HawkEye: 12 Hours. Zero Code to Execution.
Yesterday at the CSHub Local Hack Day, my first hackathon ever, my teammate Soroush Baraouf and I challenged ourselves to build a fully functional product in just one day.
The Result: Meet "HawkEye" 🚀
Resellers spend hours manually logging inventory. HawkEye changes that. You simply record a video pan of a clothing rack, and our AI analyzes the footage. It identifies items (e.g., "Vintage Levi's 501"), detects specific damage like a missing button, and instantly estimates market value.
My project role:
- Frontend & UX: Designed the user interface and overall experience.
The Challenge: Raw Video Processing
The main technical hurdle was processing raw video for the #GoogleGemini 2.5 Flash API.
The Fix: I built an #FFmpeg pipeline to extract frames and timestamps, enabling Gemini to process video at a granular level for deeper analysis.
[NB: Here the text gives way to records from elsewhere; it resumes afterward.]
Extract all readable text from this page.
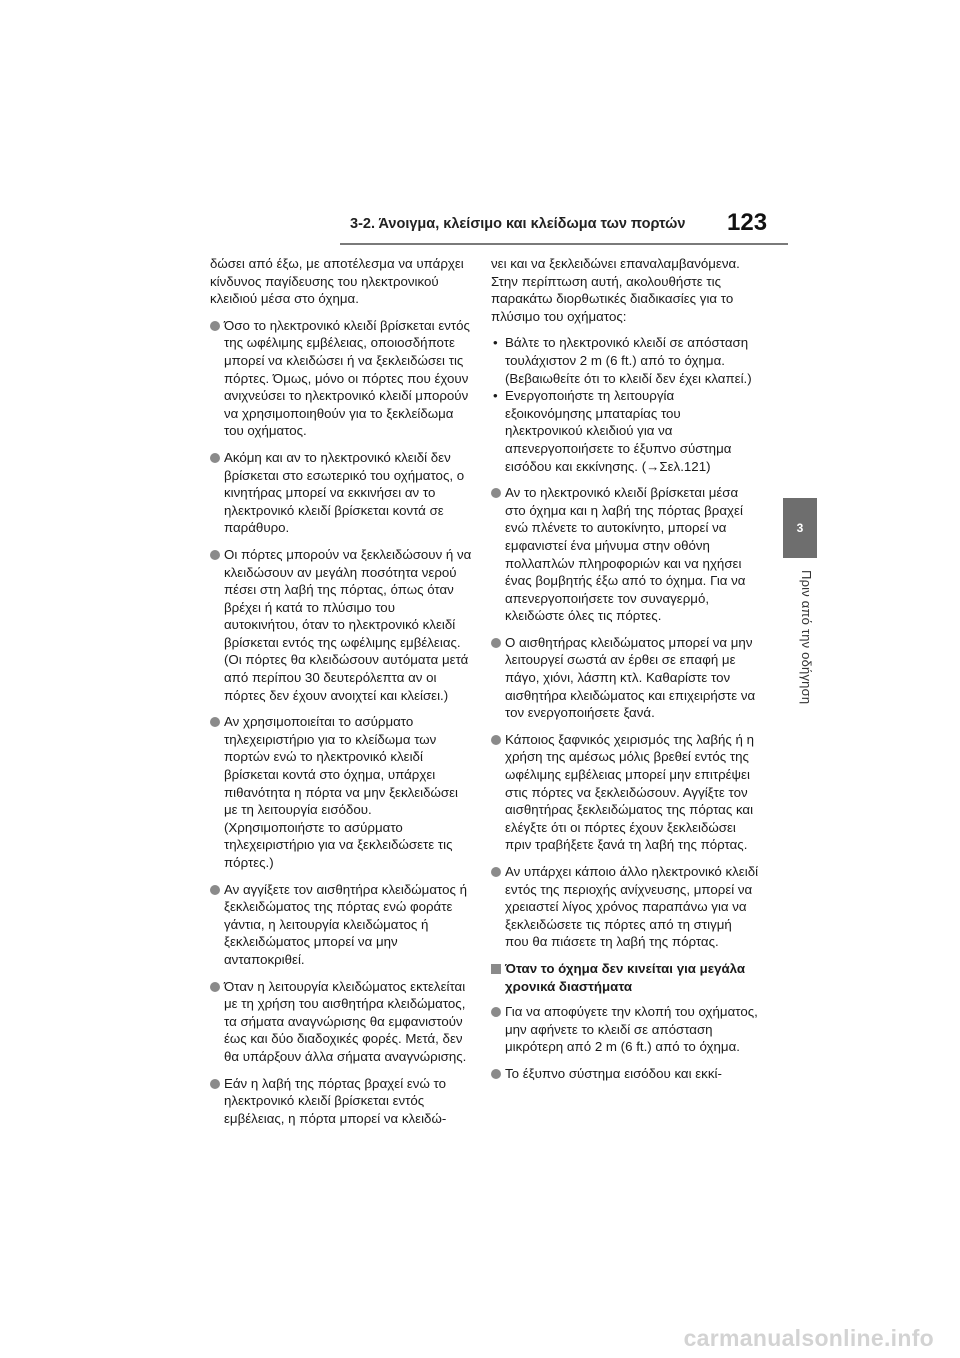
3-2. Άνοιγμα, κλείσιμο και κλείδωμα των πορτών 123
3
Πριν από την οδήγηση

δώσει από έξω, με αποτέλεσμα να υπάρχει κίνδυνος παγίδευσης του ηλεκτρονικού κλειδιού μέσα στο όχημα.

Όσο το ηλεκτρονικό κλειδί βρίσκεται εντός της ωφέλιμης εμβέλειας, οποιοσδήποτε μπορεί να κλειδώσει ή να ξεκλειδώσει τις πόρτες. Όμως, μόνο οι πόρτες που έχουν ανιχνεύσει το ηλεκτρονικό κλειδί μπορούν να χρησιμοποιηθούν για το ξεκλείδωμα του οχήματος.
Ακόμη και αν το ηλεκτρονικό κλειδί δεν βρίσκεται στο εσωτερικό του οχήματος, ο κινητήρας μπορεί να εκκινήσει αν το ηλεκτρονικό κλειδί βρίσκεται κοντά σε παράθυρο.
Οι πόρτες μπορούν να ξεκλειδώσουν ή να κλειδώσουν αν μεγάλη ποσότητα νερού πέσει στη λαβή της πόρτας, όπως όταν βρέχει ή κατά το πλύσιμο του αυτοκινήτου, όταν το ηλεκτρονικό κλειδί βρίσκεται εντός της ωφέλιμης εμβέλειας. (Οι πόρτες θα κλειδώσουν αυτόματα μετά από περίπου 30 δευτερόλεπτα αν οι πόρτες δεν έχουν ανοιχτεί και κλείσει.)
Αν χρησιμοποιείται το ασύρματο τηλεχειριστήριο για το κλείδωμα των πορτών ενώ το ηλεκτρονικό κλειδί βρίσκεται κοντά στο όχημα, υπάρχει πιθανότητα η πόρτα να μην ξεκλειδώσει με τη λειτουργία εισόδου. (Χρησιμοποιήστε το ασύρματο τηλεχειριστήριο για να ξεκλειδώσετε τις πόρτες.)
Αν αγγίξετε τον αισθητήρα κλειδώματος ή ξεκλειδώματος της πόρτας ενώ φοράτε γάντια, η λειτουργία κλειδώματος ή ξεκλειδώματος μπορεί να μην ανταποκριθεί.
Όταν η λειτουργία κλειδώματος εκτελείται με τη χρήση του αισθητήρα κλειδώματος, τα σήματα αναγνώρισης θα εμφανιστούν έως και δύο διαδοχικές φορές. Μετά, δεν θα υπάρξουν άλλα σήματα αναγνώρισης.
Εάν η λαβή της πόρτας βραχεί ενώ το ηλεκτρονικό κλειδί βρίσκεται εντός εμβέλειας, η πόρτα μπορεί να κλειδώ-

νει και να ξεκλειδώνει επαναλαμβανόμενα. Στην περίπτωση αυτή, ακολουθήστε τις παρακάτω διορθωτικές διαδικασίες για το πλύσιμο του οχήματος:

• Βάλτε το ηλεκτρονικό κλειδί σε απόσταση τουλάχιστον 2 m (6 ft.) από το όχημα. (Βεβαιωθείτε ότι το κλειδί δεν έχει κλαπεί.)
• Ενεργοποιήστε τη λειτουργία εξοικονόμησης μπαταρίας του ηλεκτρονικού κλειδιού για να απενεργοποιήσετε το έξυπνο σύστημα εισόδου και εκκίνησης. (→Σελ.121)
Αν το ηλεκτρονικό κλειδί βρίσκεται μέσα στο όχημα και η λαβή της πόρτας βραχεί ενώ πλένετε το αυτοκίνητο, μπορεί να εμφανιστεί ένα μήνυμα στην οθόνη πολλαπλών πληροφοριών και να ηχήσει ένας βομβητής έξω από το όχημα. Για να απενεργοποιήσετε τον συναγερμό, κλειδώστε όλες τις πόρτες.
Ο αισθητήρας κλειδώματος μπορεί να μην λειτουργεί σωστά αν έρθει σε επαφή με πάγο, χιόνι, λάσπη κτλ. Καθαρίστε τον αισθητήρα κλειδώματος και επιχειρήστε να τον ενεργοποιήσετε ξανά.
Κάποιος ξαφνικός χειρισμός της λαβής ή η χρήση της αμέσως μόλις βρεθεί εντός της ωφέλιμης εμβέλειας μπορεί μην επιτρέψει στις πόρτες να ξεκλειδώσουν. Αγγίξτε τον αισθητήρας ξεκλειδώματος της πόρτας και ελέγξτε ότι οι πόρτες έχουν ξεκλειδώσει πριν τραβήξετε ξανά τη λαβή της πόρτας.
Αν υπάρχει κάποιο άλλο ηλεκτρονικό κλειδί εντός της περιοχής ανίχνευσης, μπορεί να χρειαστεί λίγος χρόνος παραπάνω για να ξεκλειδώσετε τις πόρτες από τη στιγμή που θα πιάσετε τη λαβή της πόρτας.
Όταν το όχημα δεν κινείται για μεγάλα χρονικά διαστήματα
Για να αποφύγετε την κλοπή του οχήματος, μην αφήνετε το κλειδί σε απόσταση μικρότερη από 2 m (6 ft.) από το όχημα.
Το έξυπνο σύστημα εισόδου και εκκί-
carmanualsonline.info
This unlocked a full spectrum of Gemini’s multimodal capabilities: video understanding, image interpretation, voice detection, text generation, reasoning, and real-time data retrieval.
How Gemini Powers the Backend
- Analyze video frames and identify items with high accuracy
- Detect condition details like missing buttons or wear
- Interpret audio cues (if present)
- Search the web for live market prices
- Reason about value ranges and suggest a lower and higher price based on condition
- Generate optimized listing descriptions for online marketplaces
We designed the pipeline so Gemini acts as the backbone of our product and an end-to-end assistant, from visual understanding to pricing intelligence to marketplace-ready text.
Deployment & The "Meta" Twist
The application was containerized with Docker and deployed on Render.
But here is the "Meta" twist: We didn't just use AI; we built with it. We utilized the #GeminiCLI (my favorite new AI toy) as an agentic assistant to handle boilerplate code and rapid debugging, allowing us to hit the strict 12-hour deadline.
A huge thanks to my teammate Soroush Baraouf for the incredible collaboration. Going from zero code to execution in 12 hours was an intense but rewarding experience.